Ginsburg spoke about her experience at Harvard Law School, where she was one of just nine women in a 500-person class, and her daily life as a law student, young mother and wife to her husband Marty who had cancer when they were in law school. She later became an appellate judge and an associate justice of the Supreme Court.
She was the second woman appointed to the nation's highest court after Sandra Day O'Connor had been the lone woman on the court for 12 years.
"It's a habit ... you don't expect very much from a woman, so you kind of tune out when she speaks, but you listen when a male speaks.

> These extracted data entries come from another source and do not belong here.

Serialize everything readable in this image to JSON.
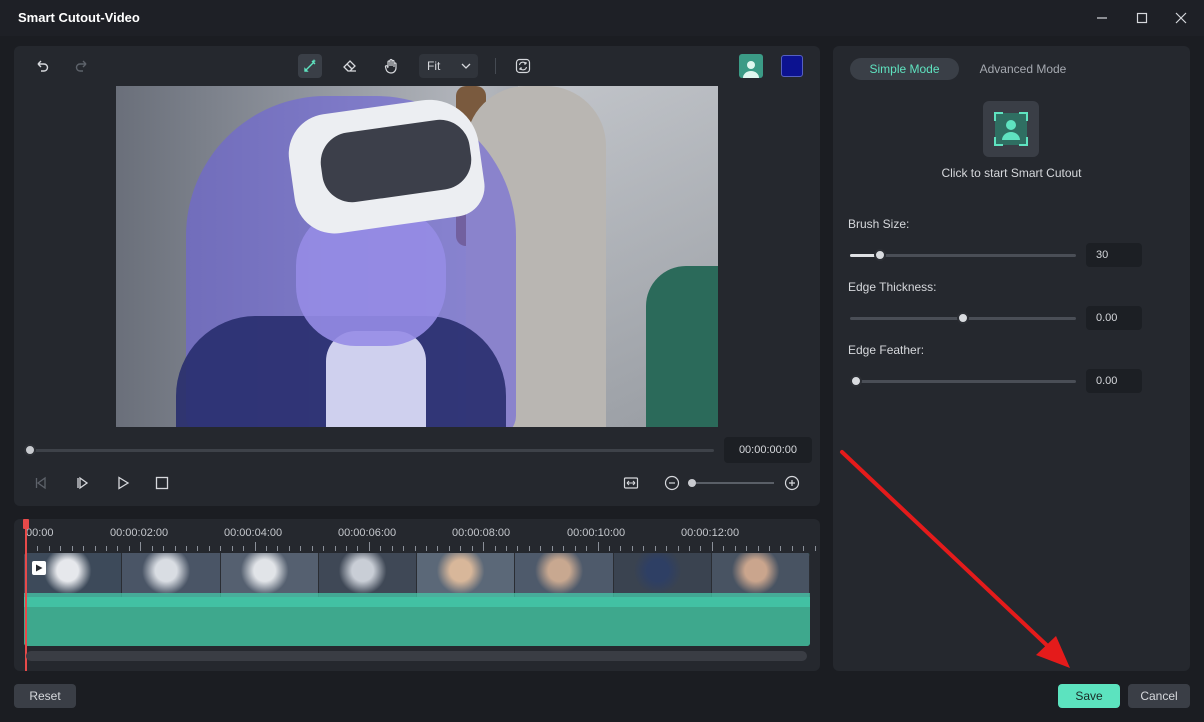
{
  "window": {
    "title": "Smart Cutout-Video"
  },
  "toolbar": {
    "zoom_select_value": "Fit"
  },
  "player": {
    "current_time": "00:00:00:00"
  },
  "timeline": {
    "ticks": [
      "00:00",
      "00:00:02:00",
      "00:00:04:00",
      "00:00:06:00",
      "00:00:08:00",
      "00:00:10:00",
      "00:00:12:00"
    ]
  },
  "right_panel": {
    "tabs": [
      {
        "label": "Simple Mode",
        "active": true
      },
      {
        "label": "Advanced Mode",
        "active": false
      }
    ],
    "cutout_prompt": "Click to start Smart Cutout",
    "brush_size": {
      "label": "Brush Size:",
      "value": "30",
      "fraction": 0.11
    },
    "edge_thickness": {
      "label": "Edge Thickness:",
      "value": "0.00",
      "fraction": 0.5
    },
    "edge_feather": {
      "label": "Edge Feather:",
      "value": "0.00",
      "fraction": 0.0
    }
  },
  "footer": {
    "reset_label": "Reset",
    "save_label": "Save",
    "cancel_label": "Cancel"
  },
  "colors": {
    "accent": "#5ce3bf",
    "mask_color": "#0c1290",
    "annotation_arrow": "#e41b1b"
  },
  "icons": [
    "undo-icon",
    "redo-icon",
    "brush-icon",
    "eraser-icon",
    "hand-icon",
    "refresh-icon",
    "person-icon",
    "minimize-icon",
    "maximize-icon",
    "close-icon"
  ]
}
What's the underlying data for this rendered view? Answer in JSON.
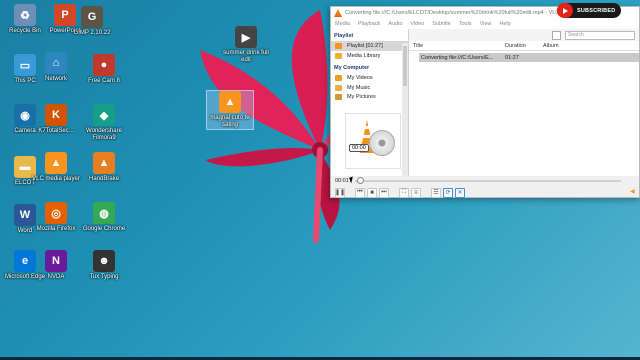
{
  "desktop": {
    "icons": [
      {
        "label": "Recycle Bin",
        "icon": "recycle-bin-icon",
        "color": "#6d8fb5"
      },
      {
        "label": "PowerPoint",
        "icon": "powerpoint-icon",
        "color": "#d24726"
      },
      {
        "label": "GIMP 2.10.22",
        "icon": "gimp-icon",
        "color": "#5c5543"
      },
      {
        "label": "This PC",
        "icon": "computer-icon",
        "color": "#3a9ad9"
      },
      {
        "label": "Network",
        "icon": "network-icon",
        "color": "#2e86c1"
      },
      {
        "label": "Free Cam 8",
        "icon": "free-cam-icon",
        "color": "#c0392b"
      },
      {
        "label": "Camera",
        "icon": "camera-icon",
        "color": "#1b6fa8"
      },
      {
        "label": "K7TotalSec...",
        "icon": "k7-icon",
        "color": "#d35400"
      },
      {
        "label": "Wondershare Filmora9",
        "icon": "filmora-icon",
        "color": "#14a085"
      },
      {
        "label": "ELCOT",
        "icon": "folder-icon",
        "color": "#e8b84a"
      },
      {
        "label": "VLC media player",
        "icon": "vlc-icon",
        "color": "#f7941d"
      },
      {
        "label": "HandBrake",
        "icon": "handbrake-icon",
        "color": "#e67e22"
      },
      {
        "label": "Word",
        "icon": "word-icon",
        "color": "#2b5797"
      },
      {
        "label": "Mozilla Firefox",
        "icon": "firefox-icon",
        "color": "#e66000"
      },
      {
        "label": "Google Chrome",
        "icon": "chrome-icon",
        "color": "#34a853"
      },
      {
        "label": "Microsoft Edge",
        "icon": "edge-icon",
        "color": "#0078d7"
      },
      {
        "label": "NVDA",
        "icon": "nvda-icon",
        "color": "#6a1b9a"
      },
      {
        "label": "Tux Typing",
        "icon": "tux-icon",
        "color": "#333333"
      },
      {
        "label": "summer drink full edit",
        "icon": "video-file-icon",
        "color": "#444444"
      },
      {
        "label": "magnal cuto te sating",
        "icon": "vlc-file-icon",
        "color": "#f7941d"
      }
    ]
  },
  "vlc": {
    "title": "Converting file:///C:/Users/ELCOT/Desktop/summer%20drink%20full%20edit.mp4 - VLC media player",
    "menu": [
      "Media",
      "Playback",
      "Audio",
      "Video",
      "Subtitle",
      "Tools",
      "View",
      "Help"
    ],
    "sidebar": {
      "playlist_header": "Playlist",
      "playlist_items": [
        {
          "label": "Playlist [01:27]",
          "icon": "playlist-icon"
        },
        {
          "label": "Media Library",
          "icon": "media-library-icon"
        }
      ],
      "computer_header": "My Computer",
      "computer_items": [
        {
          "label": "My Videos",
          "icon": "videos-icon"
        },
        {
          "label": "My Music",
          "icon": "music-icon"
        },
        {
          "label": "My Pictures",
          "icon": "pictures-icon"
        }
      ]
    },
    "search_placeholder": "Search",
    "columns": [
      "Title",
      "Duration",
      "Album"
    ],
    "rows": [
      {
        "title": "Converting file:///C:/Users/E...",
        "duration": "01:27",
        "album": ""
      }
    ],
    "art_time": "00:00",
    "elapsed": "00:01",
    "playback_fraction": 0.01
  },
  "badge": {
    "text": "SUBSCRIBED"
  },
  "colors": {
    "accent": "#f7941d",
    "selection": "#d6d6d6",
    "youtube_red": "#e62117"
  }
}
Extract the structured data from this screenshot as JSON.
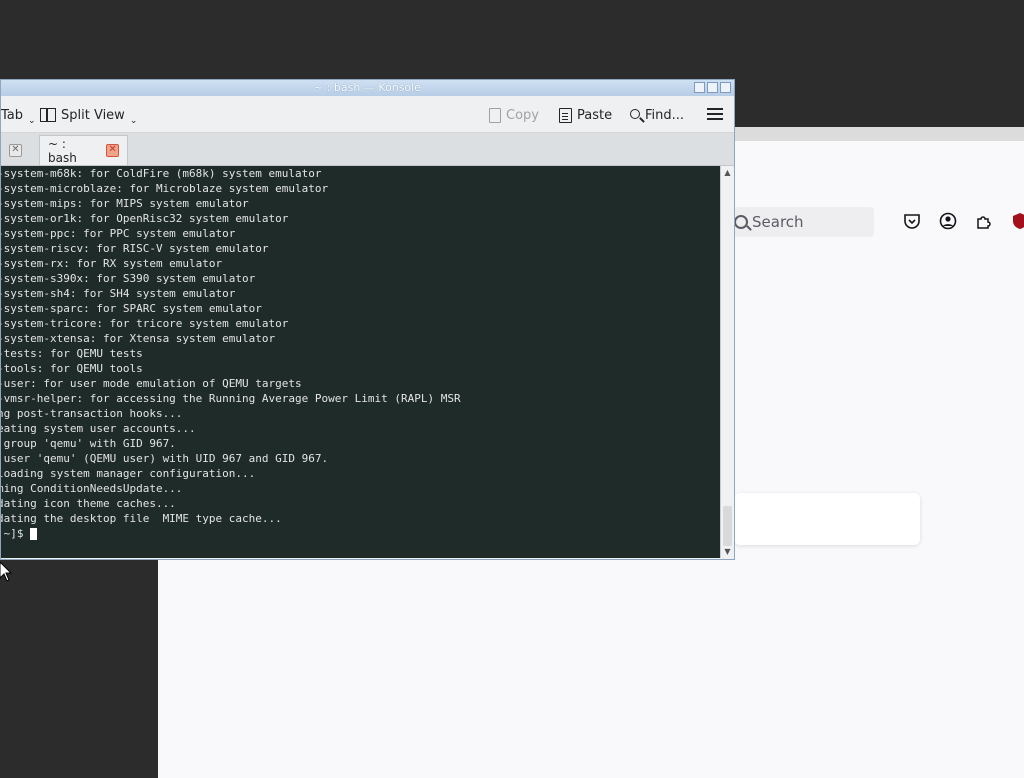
{
  "konsole": {
    "title": "~ : bash — Konsole",
    "toolbar": {
      "new_tab": "Tab",
      "split_view": "Split View",
      "copy": "Copy",
      "paste": "Paste",
      "find": "Find..."
    },
    "tabs": [
      {
        "label": "",
        "active": false
      },
      {
        "label": "~ : bash",
        "active": true
      }
    ],
    "terminal_lines": [
      "-system-m68k: for ColdFire (m68k) system emulator",
      "-system-microblaze: for Microblaze system emulator",
      "-system-mips: for MIPS system emulator",
      "-system-or1k: for OpenRisc32 system emulator",
      "-system-ppc: for PPC system emulator",
      "-system-riscv: for RISC-V system emulator",
      "-system-rx: for RX system emulator",
      "-system-s390x: for S390 system emulator",
      "-system-sh4: for SH4 system emulator",
      "-system-sparc: for SPARC system emulator",
      "-system-tricore: for tricore system emulator",
      "-system-xtensa: for Xtensa system emulator",
      "-tests: for QEMU tests",
      "-tools: for QEMU tools",
      "-user: for user mode emulation of QEMU targets",
      "-vmsr-helper: for accessing the Running Average Power Limit (RAPL) MSR",
      "ng post-transaction hooks...",
      "eating system user accounts...",
      " group 'qemu' with GID 967.",
      " user 'qemu' (QEMU user) with UID 967 and GID 967.",
      "loading system manager configuration...",
      "ming ConditionNeedsUpdate...",
      "dating icon theme caches...",
      "dating the desktop file  MIME type cache..."
    ],
    "prompt": " ~]$ "
  },
  "browser": {
    "search_placeholder": "Search"
  },
  "icons": {
    "pocket": "pocket-icon",
    "account": "account-icon",
    "extensions": "extensions-icon",
    "ublock": "ublock-icon"
  },
  "colors": {
    "terminal_bg": "#1e2b29",
    "terminal_fg": "#e4e4e4",
    "titlebar": "#b7cde6",
    "desktop": "#2c2c2c"
  }
}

Now I can tell you that that experience, which I had as a member of the law faculty, as a member of the court of appeals, now that I have two sisters-in-law, it doesn't happen." Ginsburg referred to Associate Justices Elena Kagan and Sonia Sotomayor as her “sisters-in-law.”
Former President Bill Clinton nominated Ginsburg for the Supreme Court in 1993, and she was confirmed by the U.S. Senate on a vote of 96-3 — A number she specifically recalled during this interview. Clinton gave introductory remarks, and said that during his first conversation with Ginsburg “I just knew she was the right person for the court.” It was a decision he said he never regretted, and that she exceeded his high expectations … but he never imagined she’d become a pop icon.